Wartapilihan.com, Jakarta – Saksi ahli bahasa Prof. Dr. Mahyuni dari Universitas Mataram menyatakan Basuki Tjahaja Purnama (Ahok) telah melakukan penodaan agama dalam pidato di Kepulauan Seribu.
Mahyuni menilai, secara analisa wacana kritis, Ahok melakukan penyalahgunaan kekuasaan (abuse of power) dalam pidatonya ketika melakukan kunjungan kerja ke Kepulauan Seribu, 27 September 2016 lalu.
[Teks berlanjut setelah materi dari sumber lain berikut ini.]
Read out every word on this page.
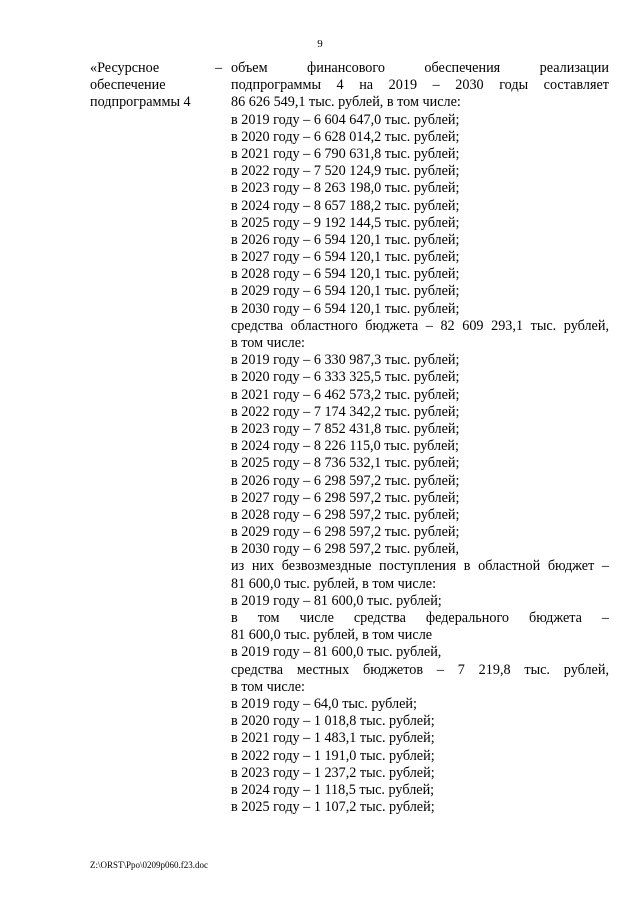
9
«Ресурсное
обеспечение
подпрограммы 4
– объем финансового обеспечения реализации
подпрограммы 4 на 2019 – 2030 годы составляет
86 626 549,1 тыс. рублей, в том числе:
в 2019 году – 6 604 647,0 тыс. рублей;
в 2020 году – 6 628 014,2 тыс. рублей;
в 2021 году – 6 790 631,8 тыс. рублей;
в 2022 году – 7 520 124,9 тыс. рублей;
в 2023 году – 8 263 198,0 тыс. рублей;
в 2024 году – 8 657 188,2 тыс. рублей;
в 2025 году – 9 192 144,5 тыс. рублей;
в 2026 году – 6 594 120,1 тыс. рублей;
в 2027 году – 6 594 120,1 тыс. рублей;
в 2028 году – 6 594 120,1 тыс. рублей;
в 2029 году – 6 594 120,1 тыс. рублей;
в 2030 году – 6 594 120,1 тыс. рублей;
средства областного бюджета – 82 609 293,1 тыс. рублей,
в том числе:
в 2019 году – 6 330 987,3 тыс. рублей;
в 2020 году – 6 333 325,5 тыс. рублей;
в 2021 году – 6 462 573,2 тыс. рублей;
в 2022 году – 7 174 342,2 тыс. рублей;
в 2023 году – 7 852 431,8 тыс. рублей;
в 2024 году – 8 226 115,0 тыс. рублей;
в 2025 году – 8 736 532,1 тыс. рублей;
в 2026 году – 6 298 597,2 тыс. рублей;
в 2027 году – 6 298 597,2 тыс. рублей;
в 2028 году – 6 298 597,2 тыс. рублей;
в 2029 году – 6 298 597,2 тыс. рублей;
в 2030 году – 6 298 597,2 тыс. рублей,
из них безвозмездные поступления в областной бюджет –
81 600,0 тыс. рублей, в том числе:
в 2019 году – 81 600,0 тыс. рублей;
в том числе средства федерального бюджета –
81 600,0 тыс. рублей, в том числе
в 2019 году – 81 600,0 тыс. рублей,
средства местных бюджетов – 7 219,8 тыс. рублей,
в том числе:
в 2019 году – 64,0 тыс. рублей;
в 2020 году – 1 018,8 тыс. рублей;
в 2021 году – 1 483,1 тыс. рублей;
в 2022 году – 1 191,0 тыс. рублей;
в 2023 году – 1 237,2 тыс. рублей;
в 2024 году – 1 118,5 тыс. рублей;
в 2025 году – 1 107,2 тыс. рублей;
Z:\ORST\Ppo\0209p060.f23.doc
“Pilihan kata, dalam konteks ini sebagai ahli bahasa saya melihat sangat terkait dengan siapa yang mendengar dan siapa yang bicara. Ini disebut sebagai penyalahgunaan kekuasaan, sebagai analisis wacana kritis,” tuturnya sebagai saksi ahli dalam persidangan Ahok di Kementerian Pertanian, Jakarta (13/02) kemarin.
Doktor linguistik dari University of Melbourne ini menjelaskan, apa yang disampaikan Ahok tidak kontekstual dengan kunjungan kerjanya. Ahok semestinya tidak melakukan kampanye dan fokus pada tugasnya sebagai Gubernur DKI.
“Lewat konteks, mestinya kan fokus pada kunjungan kerja. Lalu saya memahami keluar fokus. Kalau bicara topik, itu pindah topik. Topiknya itu kampanye. Seolah-olah dia tidak yakin tidak akan dipilih jika ada ayat seperti itu,” Mahyuni menjelaskan.
Sebagai ahli wacana kritis, Mahyuni juga menjawab pertanyaan hakim mengapa video pidato Ahok yang dipermasalahkan hanya sekian menit dari sekian jam.
“Dalam sebuah wacana, tetap dianggap satu paket (seluruh pembicaraan pidato tersebut, red). Itu yang namanya episode. Satu jam bicara dianggap satu episode,” ujar Mahyuni.
Selain itu, Mahyuni menjelaskan bahwa kata ‘bohong’ dalam pidato tersebut tidak bisa dipisahkan dari pengucapnya, yakni Ahok. Sehingga pernyataan Ahok yang melekatkan kata bohong dengan surat Al Maidah ayat 51 mendestruksi kognisi orang yang mendengarkan, yaitu masyarakat Kepulauan Seribu. Ahok tidak akan membahas surat Al Maidah ayat 51 jika ia tidak memahami dan meyakininya. Hal ini disebut Mahyuni dengan istilah Mental Cultural.
“(Itu namanya) Mental cultural. Mental yang berbicara sudah meyakini itu. Dalam segi wacana kritis, jika dikaitkan dengan power use (penggunaan kekuasaan, red),” jelas Mahyuni.